Il tempo passa. Un’ora. Due. Alla fine “i ragazzi” si arrendono alla strategia della moderazione, e Roberto Mancini, pardon, Mario Draghi può finalmente affrontare la stampa. Complimenti Mister, ha vinto la sua prima difficilissima battaglia, controllare i rissosi.

Mario Draghi, come fa Roberto nelle conferenze della sua Nazionale, si porta appresso un paio di giocatori rappresentativi. Eccoli: Franco che non è un nome, ma un cognome e Orlando, che non è lavoratore, ma un Ministro, (naturalmente questa incombenza non vieta per legge che chi è Ministro non lavori, e può darsi che nel suo caso specifico succeda). Fatto di pregio: ambedue hanno solidi riferimenti letterari che potrebbero aiutare la Nazionale. Un ministro dell’economia (finalmente!) Franco - sulla scia di una più corretta traduzione del titolo di una commedia di Wilde, l’importanza di chiamarsi Ernest, che per cogliere il doppio significato del nome, andrebbe meglio tradotto come l’importanza di chiamarsi Franco - nel rispetto del suo cognome che non è nome, potrebbe riuscire a spiegare – francamente - al cittadino comune in quali tasche finiscono i soldi dello Stato. Contiamo su di Lei Ministro.

Il Ministro del lavoro Orlando può ricordarsi Prezzolini che diceva nel 1917 che in Italia si viaggia gratis in prima classe, si ha una riduzione in seconda, e si paga tariffa intera in terza. Il Ministro potrebbe sollecitare una versione tariffaria fiscale alternativa con tariffe legate ai salari, e se ciò non succede dall’Orlando innamorato (del potere), Boiardo, potrebbe sposare la versione dell’Orlando furioso, Ariosto. Provaci Sam.

Ore 20. L’allenatore della Nazionale di governo finalmente parla agli italiani televedenti, e per arricchire di dati ciò che dice, fa come Mancini: sollecita i due a intervenire. Ambedue, forse intimoriti da tanto allenatore, sembrano quasi sorpresi quando il Mister da loro la parola e in fondo è difficile ricordare cosa hanno detto, ammesso tutto considerato che abbiamo parlato. Ma il fatto si spiega e si giustifica. Mario Draghi, il primo Mister di Palazzo Chigi che sia allenatore di una Nazionale di governo, ha spiegato che quando si gioca in Nazionale, ci vuole compostezza. Il Mister l’ha spiegato così bene che persino i giornalisti quasi si scusavano di fare delle domande.

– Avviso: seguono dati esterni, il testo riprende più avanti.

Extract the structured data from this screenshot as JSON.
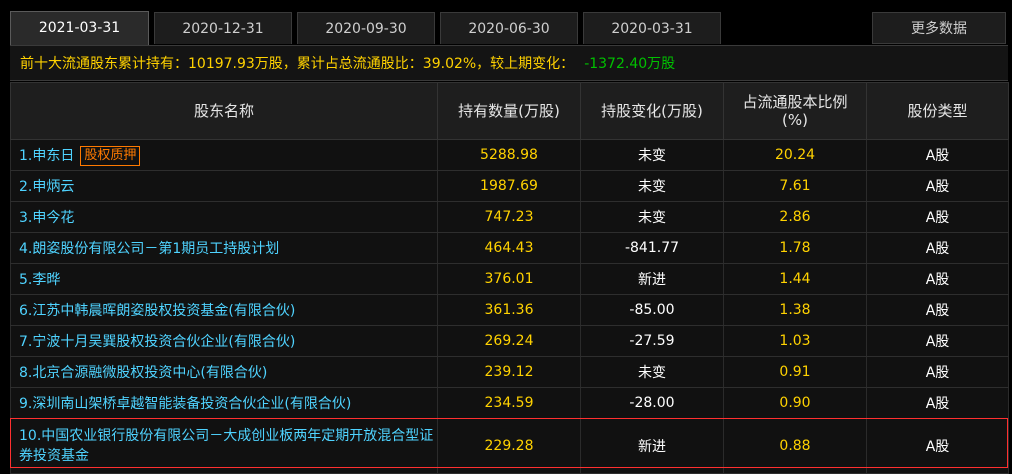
{
  "tabs": [
    {
      "label": "2021-03-31",
      "active": true
    },
    {
      "label": "2020-12-31",
      "active": false
    },
    {
      "label": "2020-09-30",
      "active": false
    },
    {
      "label": "2020-06-30",
      "active": false
    },
    {
      "label": "2020-03-31",
      "active": false
    }
  ],
  "more_button": "更多数据",
  "summary": {
    "text": "前十大流通股东累计持有：10197.93万股，累计占总流通股比：39.02%，较上期变化：",
    "change": "-1372.40万股"
  },
  "table": {
    "headers": {
      "name": "股东名称",
      "holding": "持有数量(万股)",
      "change": "持股变化(万股)",
      "ratio_line1": "占流通股本比例",
      "ratio_line2": "(%)",
      "type": "股份类型"
    },
    "rows": [
      {
        "name": "1.申东日",
        "tag": "股权质押",
        "holding": "5288.98",
        "change": "未变",
        "change_kind": "unchanged",
        "ratio": "20.24",
        "type": "A股"
      },
      {
        "name": "2.申炳云",
        "tag": "",
        "holding": "1987.69",
        "change": "未变",
        "change_kind": "unchanged",
        "ratio": "7.61",
        "type": "A股"
      },
      {
        "name": "3.申今花",
        "tag": "",
        "holding": "747.23",
        "change": "未变",
        "change_kind": "unchanged",
        "ratio": "2.86",
        "type": "A股"
      },
      {
        "name": "4.朗姿股份有限公司－第1期员工持股计划",
        "tag": "",
        "holding": "464.43",
        "change": "-841.77",
        "change_kind": "neg",
        "ratio": "1.78",
        "type": "A股"
      },
      {
        "name": "5.李晔",
        "tag": "",
        "holding": "376.01",
        "change": "新进",
        "change_kind": "new",
        "ratio": "1.44",
        "type": "A股"
      },
      {
        "name": "6.江苏中韩晨晖朗姿股权投资基金(有限合伙)",
        "tag": "",
        "holding": "361.36",
        "change": "-85.00",
        "change_kind": "neg",
        "ratio": "1.38",
        "type": "A股"
      },
      {
        "name": "7.宁波十月吴巽股权投资合伙企业(有限合伙)",
        "tag": "",
        "holding": "269.24",
        "change": "-27.59",
        "change_kind": "neg",
        "ratio": "1.03",
        "type": "A股"
      },
      {
        "name": "8.北京合源融微股权投资中心(有限合伙)",
        "tag": "",
        "holding": "239.12",
        "change": "未变",
        "change_kind": "unchanged",
        "ratio": "0.91",
        "type": "A股"
      },
      {
        "name": "9.深圳南山架桥卓越智能装备投资合伙企业(有限合伙)",
        "tag": "",
        "holding": "234.59",
        "change": "-28.00",
        "change_kind": "neg",
        "ratio": "0.90",
        "type": "A股"
      },
      {
        "name": "10.中国农业银行股份有限公司－大成创业板两年定期开放混合型证券投资基金",
        "tag": "",
        "holding": "229.28",
        "change": "新进",
        "change_kind": "new",
        "ratio": "0.88",
        "type": "A股"
      }
    ]
  },
  "colors": {
    "background": "#000000",
    "name_text": "#4fd3ff",
    "number_text": "#ffd200",
    "negative": "#00c000",
    "new": "#ff2d2d",
    "tag": "#ff7a00",
    "highlight": "#ff3030"
  }
}
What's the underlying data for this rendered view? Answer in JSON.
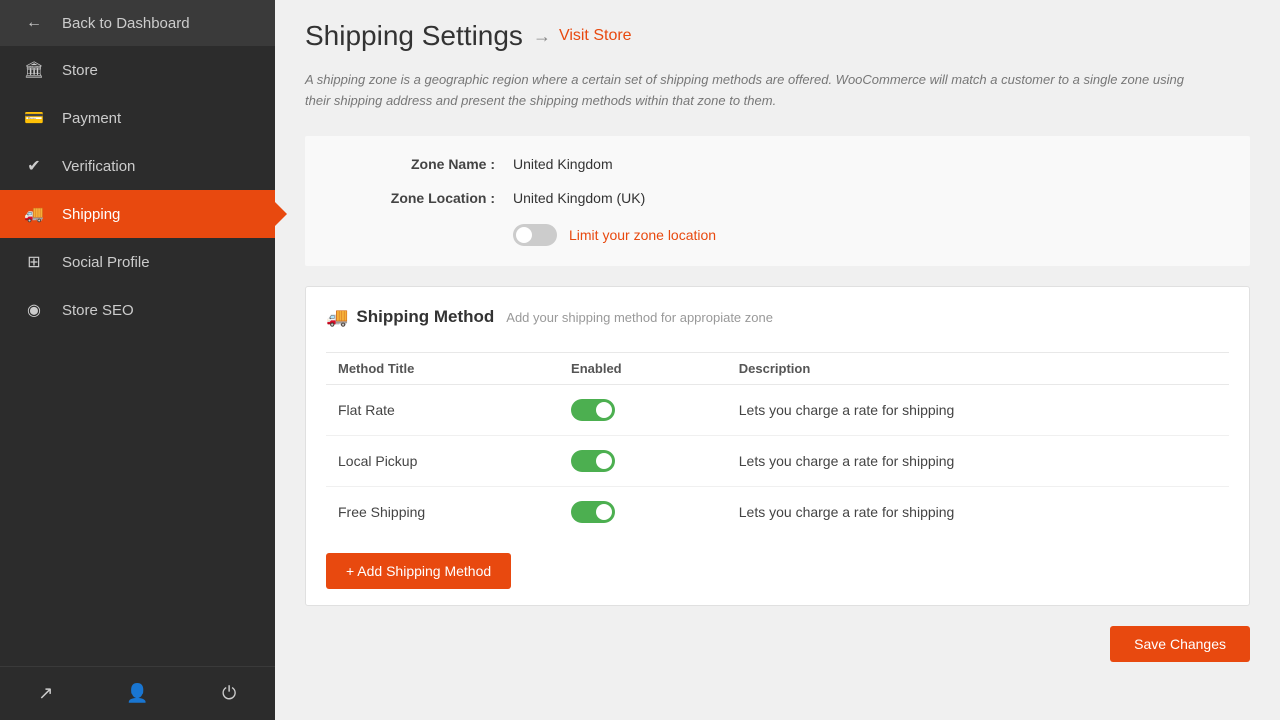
{
  "sidebar": {
    "items": [
      {
        "id": "back-dashboard",
        "label": "Back to Dashboard",
        "icon": "←",
        "active": false
      },
      {
        "id": "store",
        "label": "Store",
        "icon": "🏛",
        "active": false
      },
      {
        "id": "payment",
        "label": "Payment",
        "icon": "💳",
        "active": false
      },
      {
        "id": "verification",
        "label": "Verification",
        "icon": "✔",
        "active": false
      },
      {
        "id": "shipping",
        "label": "Shipping",
        "icon": "🚚",
        "active": true
      },
      {
        "id": "social-profile",
        "label": "Social Profile",
        "icon": "⊞",
        "active": false
      },
      {
        "id": "store-seo",
        "label": "Store SEO",
        "icon": "◉",
        "active": false
      }
    ],
    "bottom_items": [
      {
        "id": "external",
        "icon": "↗"
      },
      {
        "id": "user",
        "icon": "👤"
      },
      {
        "id": "power",
        "icon": "⏻"
      }
    ]
  },
  "page": {
    "title": "Shipping Settings",
    "arrow": "→",
    "visit_store_label": "Visit Store",
    "description": "A shipping zone is a geographic region where a certain set of shipping methods are offered. WooCommerce will match a customer to a single zone using their shipping address and present the shipping methods within that zone to them."
  },
  "form": {
    "zone_name_label": "Zone Name :",
    "zone_name_value": "United Kingdom",
    "zone_location_label": "Zone Location :",
    "zone_location_value": "United Kingdom (UK)",
    "limit_zone_label": "Limit your zone location"
  },
  "shipping_method": {
    "section_title": "Shipping Method",
    "section_subtitle": "Add your shipping method for appropiate zone",
    "columns": [
      "Method Title",
      "Enabled",
      "Description"
    ],
    "rows": [
      {
        "title": "Flat Rate",
        "enabled": true,
        "description": "Lets you charge a rate for shipping"
      },
      {
        "title": "Local Pickup",
        "enabled": true,
        "description": "Lets you charge a rate for shipping"
      },
      {
        "title": "Free Shipping",
        "enabled": true,
        "description": "Lets you charge a rate for shipping"
      }
    ],
    "add_button_label": "+ Add Shipping Method",
    "save_button_label": "Save Changes"
  }
}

Ma ora il problema diventa quello di scendere in campo. Il Mister Mancini vuole vincere gli europei, e poi chissà perché no, i mondiali. Il Mister Draghi, c’è da giurarci, ha gli stessi obiettivi. Ma i rissosi ragazzi di Via Pàl (Piazza Colonna 370) pensano a quando i reduci dal Virus dovranno decidere dietro quale bandiera arruolarsi. Elezioni mon amour.
Coraggio Mister. Gli italiani sono con lei. Ma occhio ai ministri dell’istruzione. Come si può vincere l’europeo senza affrontare l’emergenza nazionale sapere? Due fra i tanti problemi. Il primo. Nei prossimi anni Internet passa dalle fibre ottiche ai satelliti, c’è qualche ministro della Istruzione che lo ha scoperto? Glielo chieda a bruciapelo. Il secondo.

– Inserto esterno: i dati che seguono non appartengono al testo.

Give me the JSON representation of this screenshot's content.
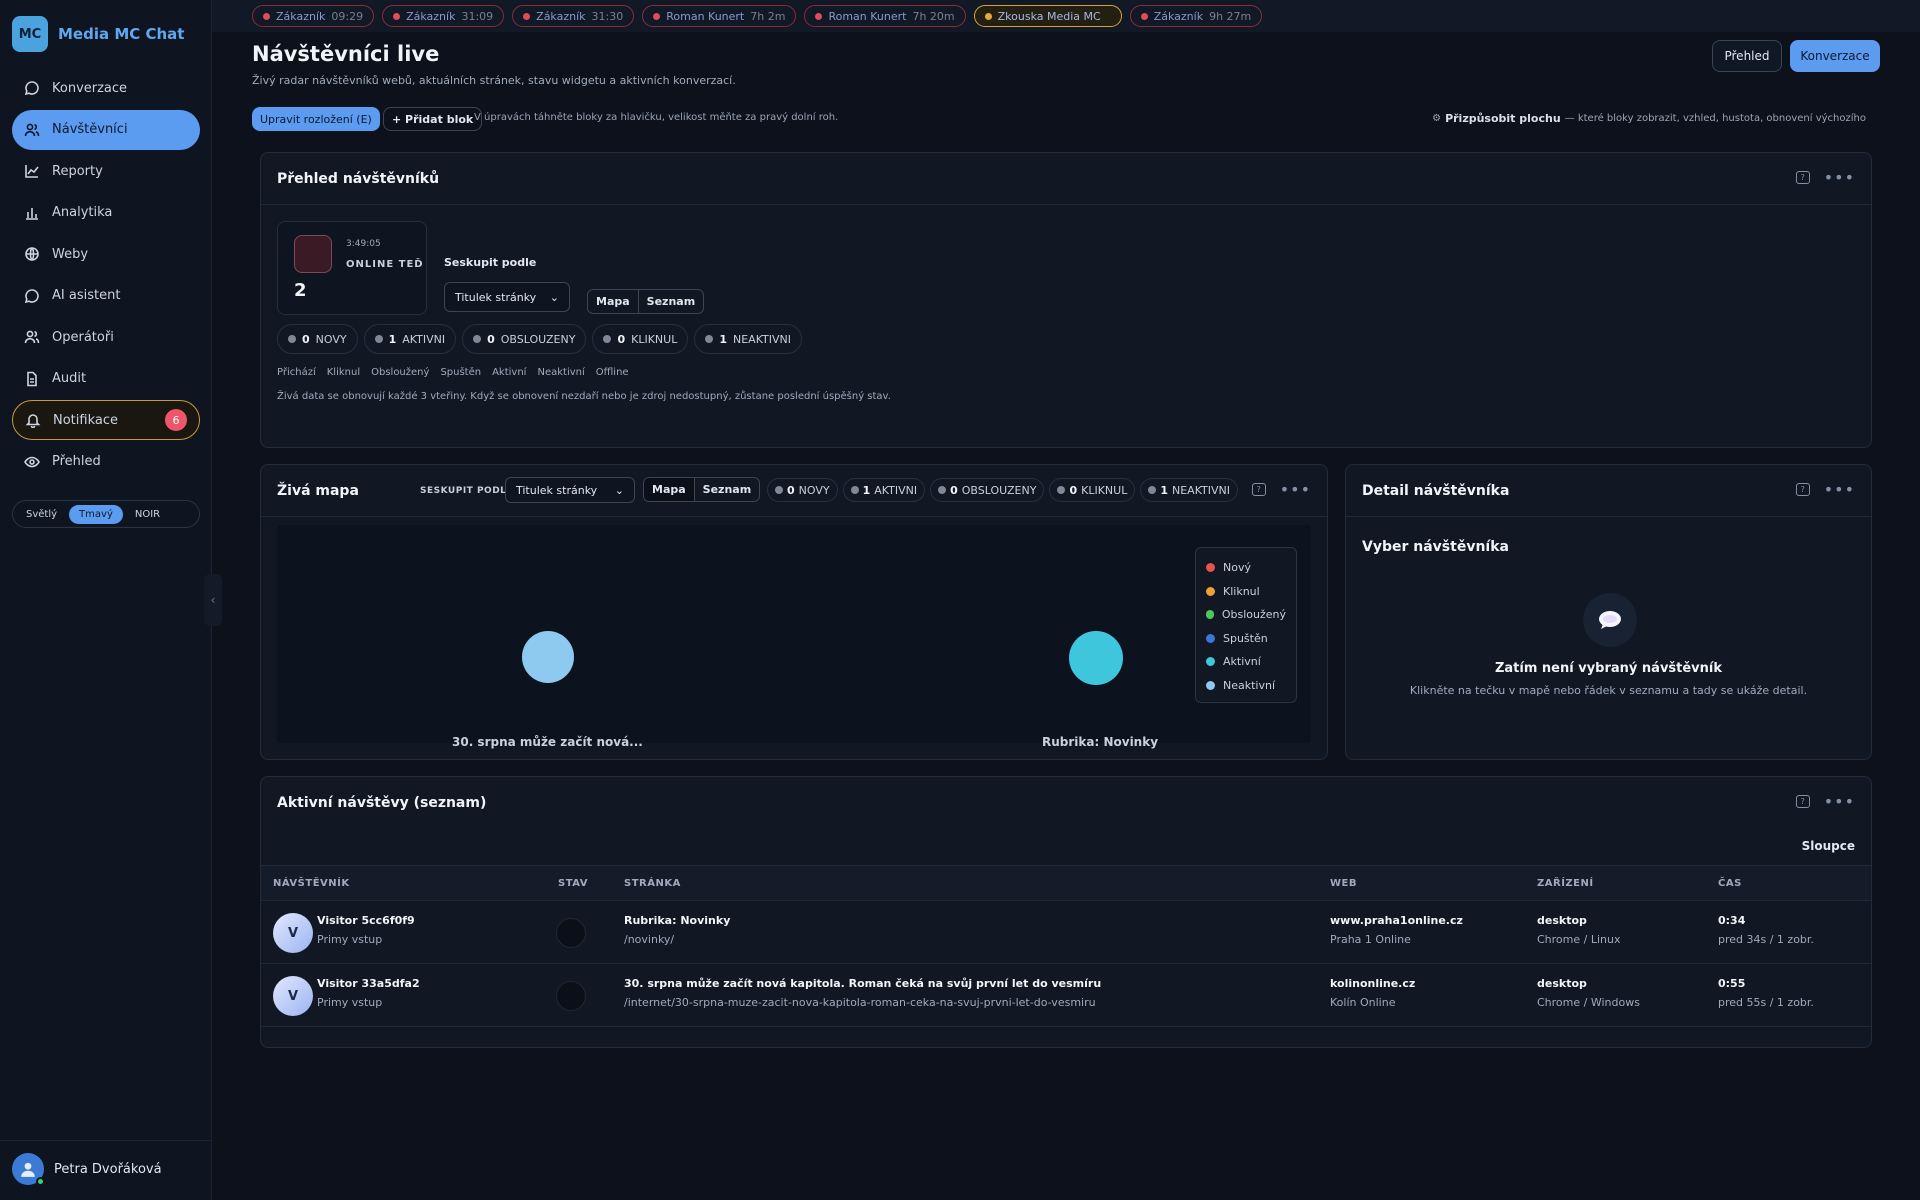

L’Università di Firenze è la 253 al mondo. Se non è emergenza questa!! Mi scuso col Direttore se continuo a citare questo dato, ma quel che è troppo è troppo. Nella capitale mondiale del Rinascimento l’università simbolo della più grande rivoluzione artistica culturale planetaria del millennio, è sprofondata nel grigio più totale. Da italiano mi sento personalmente offeso. E voglio ricordarlo agli altri italiani. È una autentica sciagura nazionale. Non è colpa dei fiorentini. Ma di chi ha governato e governa l’istruzione.

Presidente-allenatore della Nazionale di governo: se i suoi ministri dell’istruzione non capiscono che l’emergenza sapere è anche più duratura di quella Covid, come può la Nazionale vincere l’Europeo?